Exclusive: Another college head falls in the North

Exclusive: Another college head falls in the North


norman lebrecht

December 15, 2021

The principal of the Royal Northern College of Music has issued the following abrupt message:


Nick Thompson

I am writing to let you know that Nick Thompson has made the decision to resign from his position as Head of Wind, Brass and Percussion at the RNCM.

His last day at the College will be Friday, 17th December 2021.

Professor Linda Merrick

That’s it. No good wishes for his future, no thanks for past contributions. About as brusque a departure as can be imagined.

Insiders tell us there have been allegations of bullying in and around the department for more than two years.

One victim writes on her Facebook page: ‘It’s a shame this place of education didn’t listen to so many staff and students over this time as bullying and harassment has a detrimental effect on health and well-being, and a zero tolerance policy against this should be just that …’

The Manchester college, under previous administrators, has been implicated in multiple incidents of sexual abuse.

It must surely be time to draw a line and start anew.



  • Tribonian says:

    “Complainant” would be a better word than “victim” in the context of this report. He is innocent until proved guilty.

    If there are allegations which will withstand scrutiny, then by all means publish them and use the word “victim”. If there are not, then this is one person’s word against another’s in relation to wholly unparticularised allegations.

    Bullying and misconduct at work and in education are wholly reprehensible, but we have seen far too many innocent people’s careers and reputations destroyed based on allegation alone.

    • Maria says:

      How people can attempt to go into the music profession as snowflakes with no resilience, beats me. Fine if bone fide abuse.
      Sort it out, but to accuse members of staff on hearsay is not good. Innocent until proved guilty used to be our British way of doing things.

      • Anon says:

        It is all true and the college have all the evidence.
        But what really concerns me is that some people seem to think that bullying and harassement in 1/ the music industry, 2/ education and 3/ the workplace is ok?
        No it is not ok. There is no excuse at all and managers in all types of work and study environments should behave professionally and address their colleagues and students with respect. Complaints should be listened to and acted on before something worse happens.
        Yes – we need to be resilient as professional musicians, but resilient does not mean that we should tolerate abuse of any kind.
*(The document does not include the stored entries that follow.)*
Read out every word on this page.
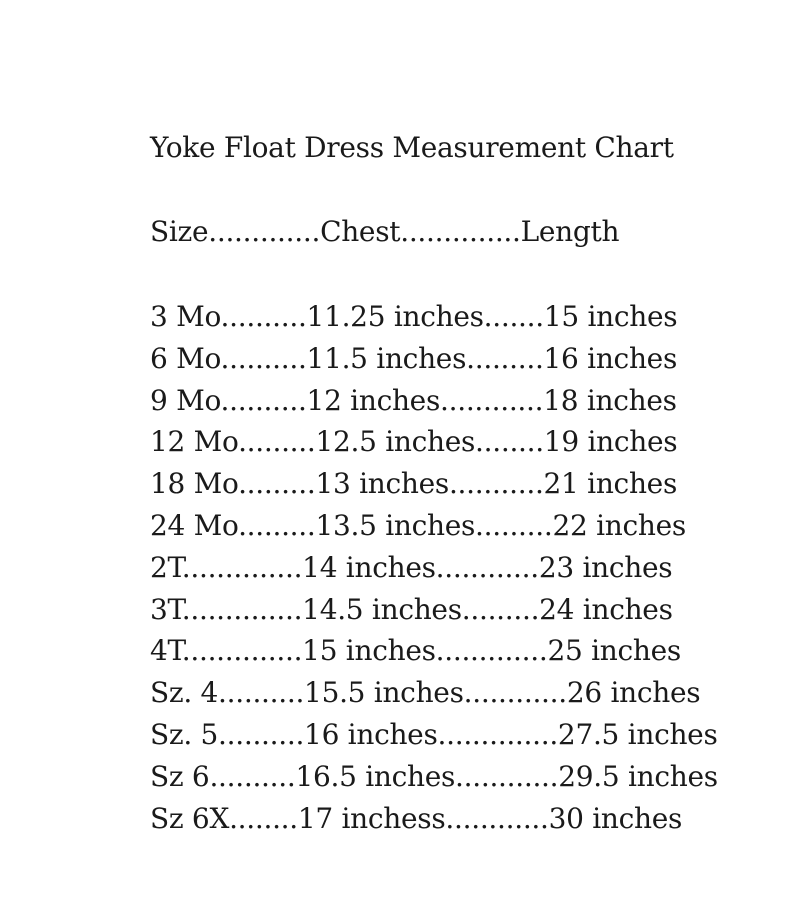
Yoke Float Dress Measurement Chart
Size.............Chest..............Length
3 Mo..........11.25 inches.......15 inches
6 Mo..........11.5 inches.........16 inches
9 Mo..........12 inches............18 inches
12 Mo.........12.5 inches........19 inches
18 Mo.........13 inches...........21 inches
24 Mo.........13.5 inches.........22 inches
2T..............14 inches............23 inches
3T..............14.5 inches.........24 inches
4T..............15 inches.............25 inches
Sz. 4..........15.5 inches............26 inches
Sz. 5..........16 inches..............27.5 inches
Sz 6..........16.5 inches............29.5 inches
Sz 6X........17 inchess............30 inches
        • Anthony Sayer says:

          @Anon: A lot depends on how we define bullying and harassment. If people in the US – that benighted country which exports so many neuroses – can be accused of a ‘microaggression’ just by asking where someone comes from, then what price ‘bullying’ meaning the teacher saying ‘You need to work harder’ or ‘that just wasn’t very good’? You need resilience in the business; you’re judged every time you sing or play a note and there’s rarely consensus concerning your genius. Until anyone can establish there was criminal behaviour involved we should take a little time to reflect on what we say.

          • Anon says:

            Bullying and harassment does not have to be criminal. Any behaviour that results in stress, anxiety, upset, fear, a decline in mental health and well-being needs to be and should be dealt with. The accusations go far beyond ‘macro-aggression’ and affected many people (of which many of these are strong minded seasoned professionals).
            There is a vast difference between being resilient to the profession and dealing with the above. A line was crossed and not dealt with. Management know that. Look at the language in the resignation announcement …that was it. No thank you for your service.

    • Althea T-H says:


      Why do you assume that the College has failed to investigate properly?

      Because it had the temerity to appoint a female principal?
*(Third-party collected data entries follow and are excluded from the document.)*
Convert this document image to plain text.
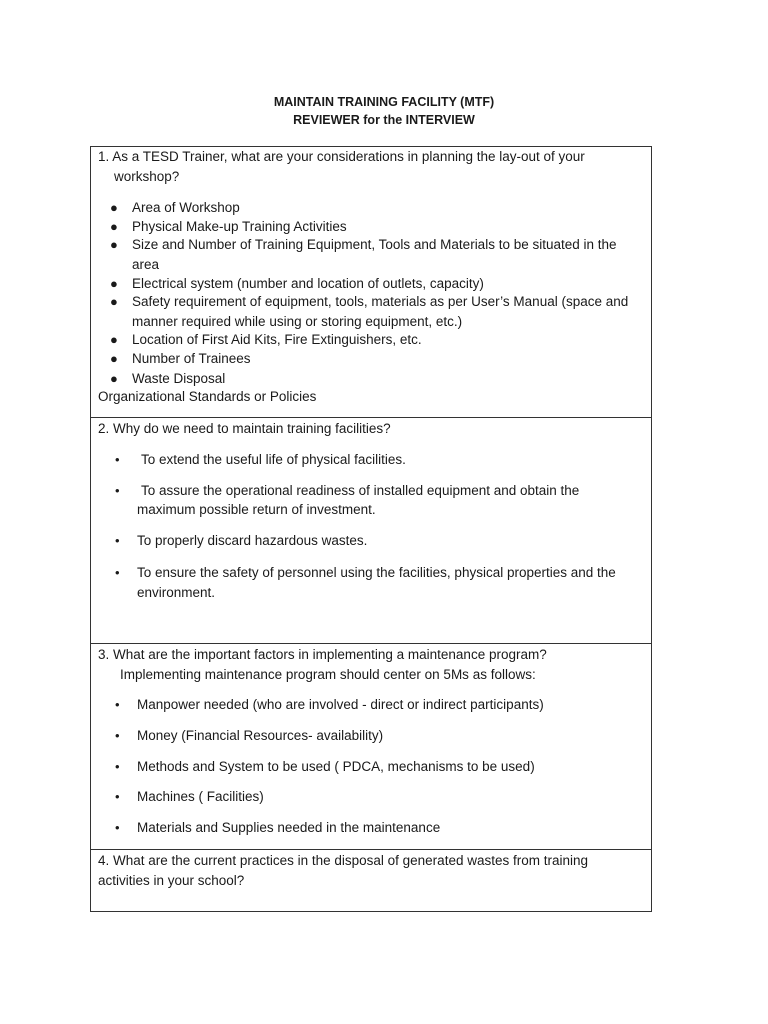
MAINTAIN TRAINING FACILITY (MTF)
REVIEWER for the INTERVIEW
1. As a TESD Trainer, what are your considerations in planning the lay-out of your
workshop?
● Area of Workshop
● Physical Make-up Training Activities
● Size and Number of Training Equipment, Tools and Materials to be situated in the
area
● Electrical system (number and location of outlets, capacity)
● Safety requirement of equipment, tools, materials as per User’s Manual (space and
manner required while using or storing equipment, etc.)
● Location of First Aid Kits, Fire Extinguishers, etc.
● Number of Trainees
● Waste Disposal
Organizational Standards or Policies
2. Why do we need to maintain training facilities?
• To extend the useful life of physical facilities.
• To assure the operational readiness of installed equipment and obtain the
maximum possible return of investment.
• To properly discard hazardous wastes.
• To ensure the safety of personnel using the facilities, physical properties and the
environment.
3. What are the important factors in implementing a maintenance program?
Implementing maintenance program should center on 5Ms as follows:
• Manpower needed (who are involved - direct or indirect participants)
• Money (Financial Resources- availability)
• Methods and System to be used ( PDCA, mechanisms to be used)
• Machines ( Facilities)
• Materials and Supplies needed in the maintenance
4. What are the current practices in the disposal of generated wastes from training
activities in your school?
      Knee-jerk rebuttals like yours are a part of the problem: not the solution.

      • Allen says:

        Your reply sounds far more “knee jerk” than Tribonian’s.

        “if” is not a rebuttal, it is accepting the possibility of two sides to the story in the absence of a trial.

  • John Borstlap says:

    Classical music seems to invite the worst in some people to bubble-up to the surface. It would merit a psychological research project to find the cause. Is it the level of dissonance or consonance? or the absence or presence of contemporary music?

  • Edward says:

    You might also wish to clarify that the Royal College of Music you mention and the RNCM pictured are 2 separate institutions, and maybe sack your proof reader.

  • Armchair Bard says:

    On a slightly more general point here, and to go back to the Jan 2020 posting that Norman links to above. It has certainly been the practice for several decades now of properly informed instrumental teachers to seek to dissuade their more talented pupils from applying to Chet’s: for reasons that have become obvious in the wider world only relatively recently. [personal knowledge, as they say]

  • Ruby Yacht says:

    Interesting. They are in the midst of hiring a prep and a college harp teacher, and ignoring the best candidates. They think they can get a concert star to Manchester for measly pay. It’s all about what looks good on paper for administrators, they have no interest in real pedagogues anymore.